I recently sold my elite synergy and have been looking at getting a prime. how does elite bows compare to prime bows?


----------



## stick&string89 (Jun 21, 2012)

I love my primes. The obly negitive is their strings suck so plan on upgrading quickly. 

Sent from my LG-H811 using Tapatalk


----------



## hemionus (Aug 23, 2009)

I have had a Prime defy, rival, and now the rize. I originally went with them because they were a smaller family owned company. They still are family oriented but they have grown quickly for good reason. Another reason I went with them is that they had the most innovative cam design to ever come out that virtually eliminated cam lean. I liked the idea and like that they stuck their neck out there and did something different and it works. All in all they are kick arse bows. Can't compare them to Elite as I have never owned one.


----------



## SR-1 (Jan 9, 2011)

hemionus said:


> I have had a Prime defy, rival, and now the rize. I originally went with them because they were a smaller family owned company. They still are family oriented but they have grown quickly for good reason. Another reason I went with them is that they had the most innovative cam design to ever come out that virtually eliminated cam lean. I liked the idea and like that they stuck their neck out there and did something different and it works. All in all they are kick arse bows. Can't compare them to Elite as I have never owned one.


How does the rival compare to the rize? those are the two I have been looking at.


----------



## hemionus (Aug 23, 2009)

I'd still have the rival if I didn't win a rize. Not much difference if you ask me other than the specs. One thing I like about Prime is they don't re-design the same exact bow every year and tell you it's better to up sell customers like the other big companies. Take the rize for example.
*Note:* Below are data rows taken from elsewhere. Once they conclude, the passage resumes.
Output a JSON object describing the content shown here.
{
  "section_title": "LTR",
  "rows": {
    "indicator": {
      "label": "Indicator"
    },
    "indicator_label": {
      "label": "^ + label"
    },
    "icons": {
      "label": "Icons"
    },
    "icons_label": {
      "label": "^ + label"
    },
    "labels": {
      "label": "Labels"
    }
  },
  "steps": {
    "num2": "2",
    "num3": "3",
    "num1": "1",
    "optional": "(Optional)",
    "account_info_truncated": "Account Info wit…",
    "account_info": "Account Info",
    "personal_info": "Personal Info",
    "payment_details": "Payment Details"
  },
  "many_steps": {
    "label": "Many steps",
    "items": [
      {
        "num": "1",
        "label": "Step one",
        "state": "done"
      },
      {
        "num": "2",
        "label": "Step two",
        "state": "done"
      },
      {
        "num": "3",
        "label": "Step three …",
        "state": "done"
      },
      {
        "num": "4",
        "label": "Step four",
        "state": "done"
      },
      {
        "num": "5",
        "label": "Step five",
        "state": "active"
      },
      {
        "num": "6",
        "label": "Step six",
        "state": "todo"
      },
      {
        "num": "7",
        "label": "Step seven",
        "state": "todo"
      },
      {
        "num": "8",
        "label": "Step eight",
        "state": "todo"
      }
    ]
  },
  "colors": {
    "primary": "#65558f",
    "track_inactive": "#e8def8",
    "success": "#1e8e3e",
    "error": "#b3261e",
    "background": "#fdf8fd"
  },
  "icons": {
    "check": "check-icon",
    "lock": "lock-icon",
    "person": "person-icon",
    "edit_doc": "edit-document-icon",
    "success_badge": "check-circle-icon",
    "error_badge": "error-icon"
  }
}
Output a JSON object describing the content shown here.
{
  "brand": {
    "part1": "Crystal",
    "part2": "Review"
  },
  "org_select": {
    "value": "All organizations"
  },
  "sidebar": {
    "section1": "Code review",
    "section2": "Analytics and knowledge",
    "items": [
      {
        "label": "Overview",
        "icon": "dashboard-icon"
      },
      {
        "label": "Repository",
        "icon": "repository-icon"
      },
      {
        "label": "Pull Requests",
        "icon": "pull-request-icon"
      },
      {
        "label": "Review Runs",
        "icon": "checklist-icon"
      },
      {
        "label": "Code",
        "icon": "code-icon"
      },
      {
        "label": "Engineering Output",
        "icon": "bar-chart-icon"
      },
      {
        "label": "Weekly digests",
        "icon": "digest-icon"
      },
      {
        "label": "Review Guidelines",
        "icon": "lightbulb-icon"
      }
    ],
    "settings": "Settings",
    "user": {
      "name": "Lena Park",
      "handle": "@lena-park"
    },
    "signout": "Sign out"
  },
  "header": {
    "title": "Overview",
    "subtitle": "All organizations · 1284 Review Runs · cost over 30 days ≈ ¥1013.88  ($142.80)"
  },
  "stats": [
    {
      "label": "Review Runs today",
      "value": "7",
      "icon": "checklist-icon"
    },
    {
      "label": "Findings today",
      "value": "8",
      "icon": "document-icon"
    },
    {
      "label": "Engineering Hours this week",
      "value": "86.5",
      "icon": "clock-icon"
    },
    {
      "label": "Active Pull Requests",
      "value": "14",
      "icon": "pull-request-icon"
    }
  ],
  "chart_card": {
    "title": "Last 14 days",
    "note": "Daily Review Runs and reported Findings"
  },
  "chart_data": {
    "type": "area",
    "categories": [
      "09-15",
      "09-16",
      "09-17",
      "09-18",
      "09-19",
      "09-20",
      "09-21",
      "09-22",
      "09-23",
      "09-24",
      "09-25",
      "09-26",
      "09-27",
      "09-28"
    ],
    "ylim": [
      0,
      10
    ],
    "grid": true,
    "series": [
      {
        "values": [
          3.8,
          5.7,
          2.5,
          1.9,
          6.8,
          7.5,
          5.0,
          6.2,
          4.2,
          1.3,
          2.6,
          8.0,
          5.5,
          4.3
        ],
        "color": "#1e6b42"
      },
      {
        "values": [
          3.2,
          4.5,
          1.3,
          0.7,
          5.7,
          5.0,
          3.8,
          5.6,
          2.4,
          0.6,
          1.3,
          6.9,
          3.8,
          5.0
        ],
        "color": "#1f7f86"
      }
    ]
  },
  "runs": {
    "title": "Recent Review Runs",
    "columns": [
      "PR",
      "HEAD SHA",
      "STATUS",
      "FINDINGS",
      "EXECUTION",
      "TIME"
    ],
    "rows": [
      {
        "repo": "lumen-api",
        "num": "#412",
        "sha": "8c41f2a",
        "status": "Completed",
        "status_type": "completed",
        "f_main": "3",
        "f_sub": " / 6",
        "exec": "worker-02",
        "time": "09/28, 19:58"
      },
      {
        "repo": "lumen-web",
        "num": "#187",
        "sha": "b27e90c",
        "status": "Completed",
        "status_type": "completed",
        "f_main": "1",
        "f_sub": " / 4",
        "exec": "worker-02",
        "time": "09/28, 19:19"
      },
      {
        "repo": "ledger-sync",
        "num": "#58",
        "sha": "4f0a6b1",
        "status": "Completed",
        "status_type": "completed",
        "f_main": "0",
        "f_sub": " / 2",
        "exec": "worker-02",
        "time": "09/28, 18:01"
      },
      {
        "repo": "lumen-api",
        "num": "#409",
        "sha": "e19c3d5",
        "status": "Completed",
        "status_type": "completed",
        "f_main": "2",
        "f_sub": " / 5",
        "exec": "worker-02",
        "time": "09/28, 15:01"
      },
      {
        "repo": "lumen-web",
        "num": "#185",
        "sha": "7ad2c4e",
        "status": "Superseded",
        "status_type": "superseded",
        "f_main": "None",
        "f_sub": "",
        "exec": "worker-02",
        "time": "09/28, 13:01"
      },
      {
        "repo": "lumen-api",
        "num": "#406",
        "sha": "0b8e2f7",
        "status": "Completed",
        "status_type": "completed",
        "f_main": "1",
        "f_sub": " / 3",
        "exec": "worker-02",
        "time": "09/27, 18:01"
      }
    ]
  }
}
It looks the same as the rival and ion except for some subtle differences. What they did was actually make it a little better with stronger riser material. When I pulled the rize out of the box I noticed it had no limb dampers and I thought that was odd because most bows have them. Then I shot it and well they don't need them. No hand shock and quiet as can be.


----------



## SR-1 (Jan 9, 2011)

you wouldnt happen to have any prime bows for sale would you?


----------



## hemionus (Aug 23, 2009)

no, get what you like though they all make bows better than most of us can shoot.


----------



## kailey29us (May 26, 2011)

stick&string89 said:


> I love my primes. The obly negitive is their strings suck so plan on upgrading quickly.
> 
> Sent from my LG-H811 using Tapatalk


I love my Prime Rival, and yes the strings on the bow suck BAD!!!!


----------



## Utahyounggun (Nov 5, 2014)

I couldn't decide between the prime rize or the elite impulse 34. Both awesome bows in my opinion. I went with the elite but it could have went either way


----------